James watched his first automated pipeline run. Four failures on checks he had never thought to run manually. "I had tests passing. I thought I was fine."
"I made the same mistake on a project two years ago," Emma said. "Shipped code that passed every test but failed the linter so badly it broke the formatter on the next run. Took down the entire team's CI for half a day because nobody could merge. I learned the hard way that verification is a pyramid, not a single check."
"It's like quality audits in operations," James said. "You don't just check the finished product. You check raw materials, then assembly, then packaging, then shipping. Each stage catches problems the others miss. And you run the fast, cheap checks first."
"Exactly.
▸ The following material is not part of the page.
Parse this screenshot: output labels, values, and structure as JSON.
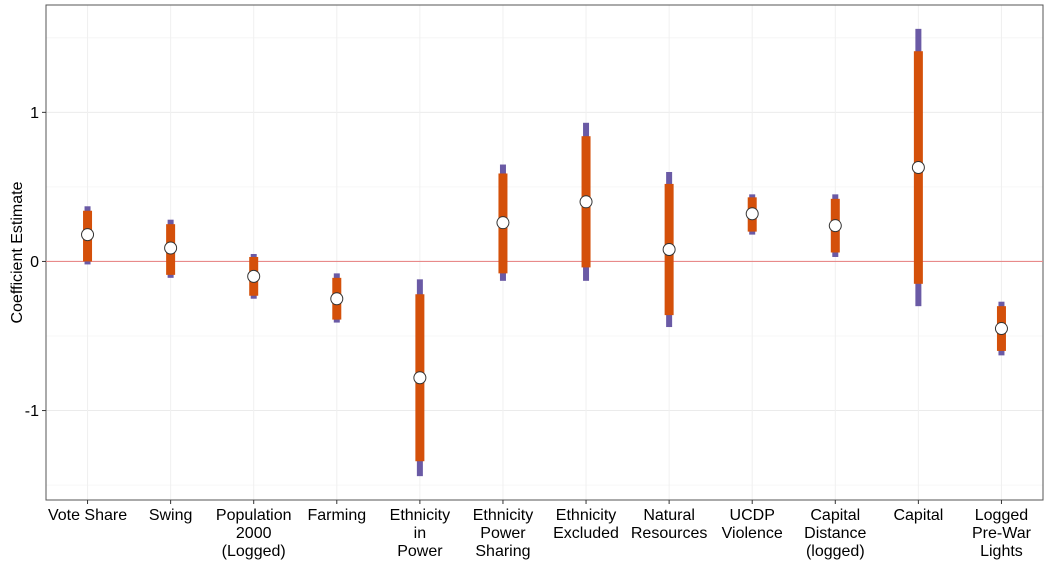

Formatting in one second, linting in two, types in five, tests in thirty. If formatting fails, no point running tests." Emma pointed at his Makefile. "And make ci runs the same checks locally that GitHub Actions runs remotely. Five seconds instead of three minutes."
"The part that worries me is the shallow pipeline. A green badge that only checks formatting."
"If it's not in CI, it's not enforced. And if CI is always red, nobody pays attention. Fast, comprehensive, always green." Emma straightened. "But here's what the pipeline can't tell you. It proves your shipping calculator returns correct values for test inputs. It can't prove the system handles ten thousand concurrent requests at 3am."
"So what watches it after deployment?"
"Observability. That's the final axiom, and it extends verification into the real world."